Julia loves inventing new, engrossing games. Three ilustrations:
1. Monday night, she dug from her toy bin two old racquetballs I'd given her long ago. After experimentally tossing them onto the floor for a while, she accidentally bounced one under the crib, and it rolled over to me, sitting on the floor along the long side of her crib. A lightbulb went off in her head and sent her down to the adjacent end of the crib, where she positioned herself to roll the balls under the crib to me. I grabbed each one and rolled it back to her. She often missed them as they went by, which sent her into the corner of the room to get an escaping ball. But as soon as it was in hand, she'd get back in position, hunker down in her hilariously slo-mo way, and roll them back. We spent about 30 minutes doing this, and oddly it never got boring.
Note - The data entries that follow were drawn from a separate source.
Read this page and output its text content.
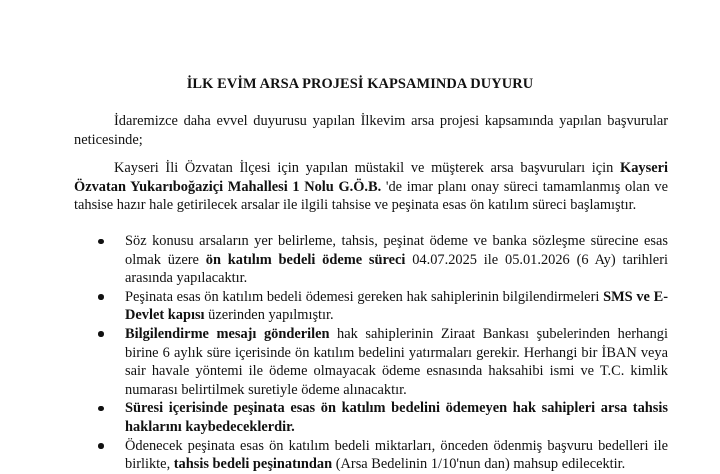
İLK EVİM ARSA PROJESİ KAPSAMINDA DUYURU
İdaremizce daha evvel duyurusu yapılan İlkevim arsa projesi kapsamında yapılan başvurular neticesinde;
Kayseri İli Özvatan İlçesi için yapılan müstakil ve müşterek arsa başvuruları için Kayseri Özvatan Yukarıboğaziçi Mahallesi 1 Nolu G.Ö.B. 'de imar planı onay süreci tamamlanmış olan ve tahsise hazır hale getirilecek arsalar ile ilgili tahsise ve peşinata esas ön katılım süreci başlamıştır.
Söz konusu arsaların yer belirleme, tahsis, peşinat ödeme ve banka sözleşme sürecine esas olmak üzere ön katılım bedeli ödeme süreci 04.07.2025 ile 05.01.2026 (6 Ay) tarihleri arasında yapılacaktır.
Peşinata esas ön katılım bedeli ödemesi gereken hak sahiplerinin bilgilendirmeleri SMS ve E-Devlet kapısı üzerinden yapılmıştır.
Bilgilendirme mesajı gönderilen hak sahiplerinin Ziraat Bankası şubelerinden herhangi birine 6 aylık süre içerisinde ön katılım bedelini yatırmaları gerekir. Herhangi bir İBAN veya sair havale yöntemi ile ödeme olmayacak ödeme esnasında haksahibi ismi ve T.C. kimlik numarası belirtilmek suretiyle ödeme alınacaktır.
Süresi içerisinde peşinata esas ön katılım bedelini ödemeyen hak sahipleri arsa tahsis haklarını kaybedeceklerdir.
Ödenecek peşinata esas ön katılım bedeli miktarları, önceden ödenmiş başvuru bedelleri ile birlikte, tahsis bedeli peşinatından (Arsa Bedelinin 1/10'nun dan) mahsup edilecektir.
2. Wednesday night, after I cleaned up the dinner mess (how did the veggie burger crumbs get so far from the high chair? does she have a soy-protein cannon I don't know about?), I sat down on the floor with her to watch her play with her plastic letter magnets on the fridge. Apropos of nothing, she came over and started putting the magnets into the right pocket of my sweatshirt. After filling it with letters and starting to get a bit frustrated that they were falling out, she realized there was another pocket on the other side, and toddled around me - loudly saying, "Boo!" when she emerged from directly behind me - to start stuffing them into the left pocket. Retrieving extra letters from the fridge and taking some from the right pocket, she spent about 20 minutes sorting letters between the two pockets, always going around my extended legs when she was moving them from left to right but going around my back when it was a right-left exchange. Again, this never got boring, and it was even fun to tell her the name of the letters. Sometimes, as with J, she'd try to repeat it: "Zhaysh!"
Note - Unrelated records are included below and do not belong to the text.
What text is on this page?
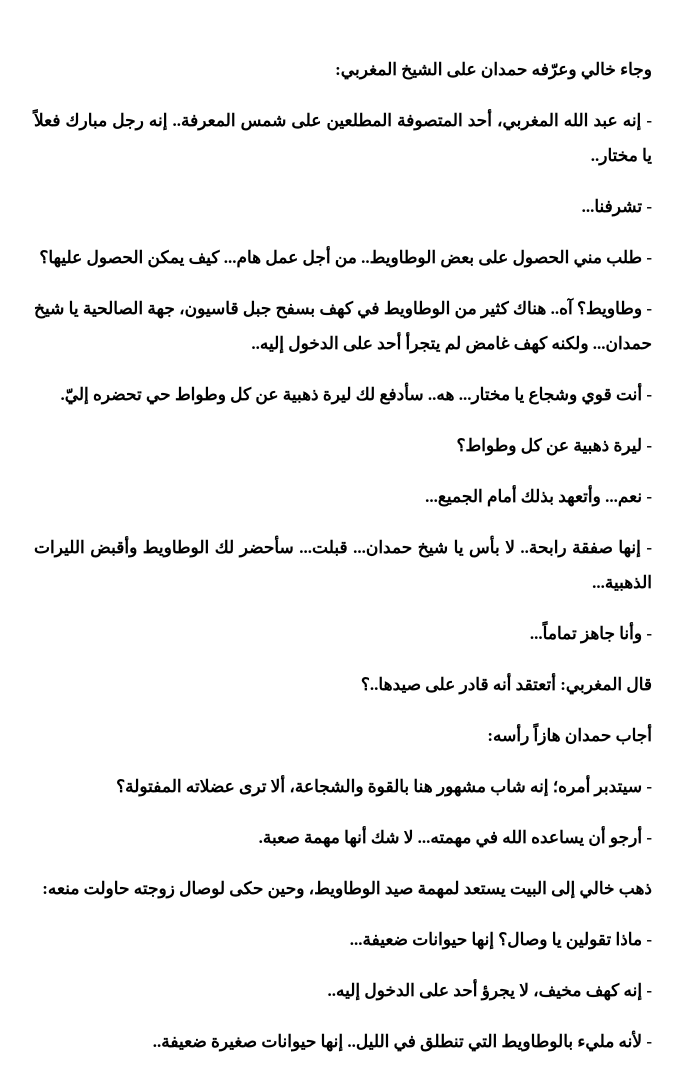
وجاء خالي وعرّفه حمدان على الشيخ المغربي:

- إنه عبد الله المغربي، أحد المتصوفة المطلعين على شمس المعرفة.. إنه رجل مبارك فعلاً يا مختار..

- تشرفنا...

- طلب مني الحصول على بعض الوطاويط.. من أجل عمل هام... كيف يمكن الحصول عليها؟

- وطاويط؟ آه.. هناك كثير من الوطاويط في كهف بسفح جبل قاسيون، جهة الصالحية يا شيخ حمدان... ولكنه كهف غامض لم يتجرأ أحد على الدخول إليه..

- أنت قوي وشجاع يا مختار... هه.. سأدفع لك ليرة ذهبية عن كل وطواط حي تحضره إليّ.

- ليرة ذهبية عن كل وطواط؟

- نعم... وأتعهد بذلك أمام الجميع...

- إنها صفقة رابحة.. لا بأس يا شيخ حمدان... قبلت... سأحضر لك الوطاويط وأقبض الليرات الذهبية...

- وأنا جاهز تماماً...

قال المغربي: أتعتقد أنه قادر على صيدها..؟

أجاب حمدان هازاً رأسه:

- سيتدبر أمره؛ إنه شاب مشهور هنا بالقوة والشجاعة، ألا ترى عضلاته المفتولة؟

- أرجو أن يساعده الله في مهمته... لا شك أنها مهمة صعبة.

ذهب خالي إلى البيت يستعد لمهمة صيد الوطاويط، وحين حكى لوصال زوجته حاولت منعه:

- ماذا تقولين يا وصال؟ إنها حيوانات ضعيفة...

- إنه كهف مخيف، لا يجرؤ أحد على الدخول إليه..

- لأنه مليء بالوطاويط التي تنطلق في الليل.. إنها حيوانات صغيرة ضعيفة..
3. When it was finally time for her bath, I told her to bring all her letters, too, and she spent about five minutes running back and forth between the kitchen, where I'd left all the letters, and the tub, shrieking with joy, yelling "Wun!" as she ran, and throwing the letters into the rising water. Then she spent her whole long bath - another 30 minutes, probably - methodically grabbing the letters out of the water and sticking them into the little blue cistern atop her "Bathtime Waterpark." Very entertaining, and she never got frustrated - only a bit mad when I had to keep her from lunging head-first toward the metal faucet in an attempt to catch a letter as it floated away.

I tell you, ESPN should add this kind of programming.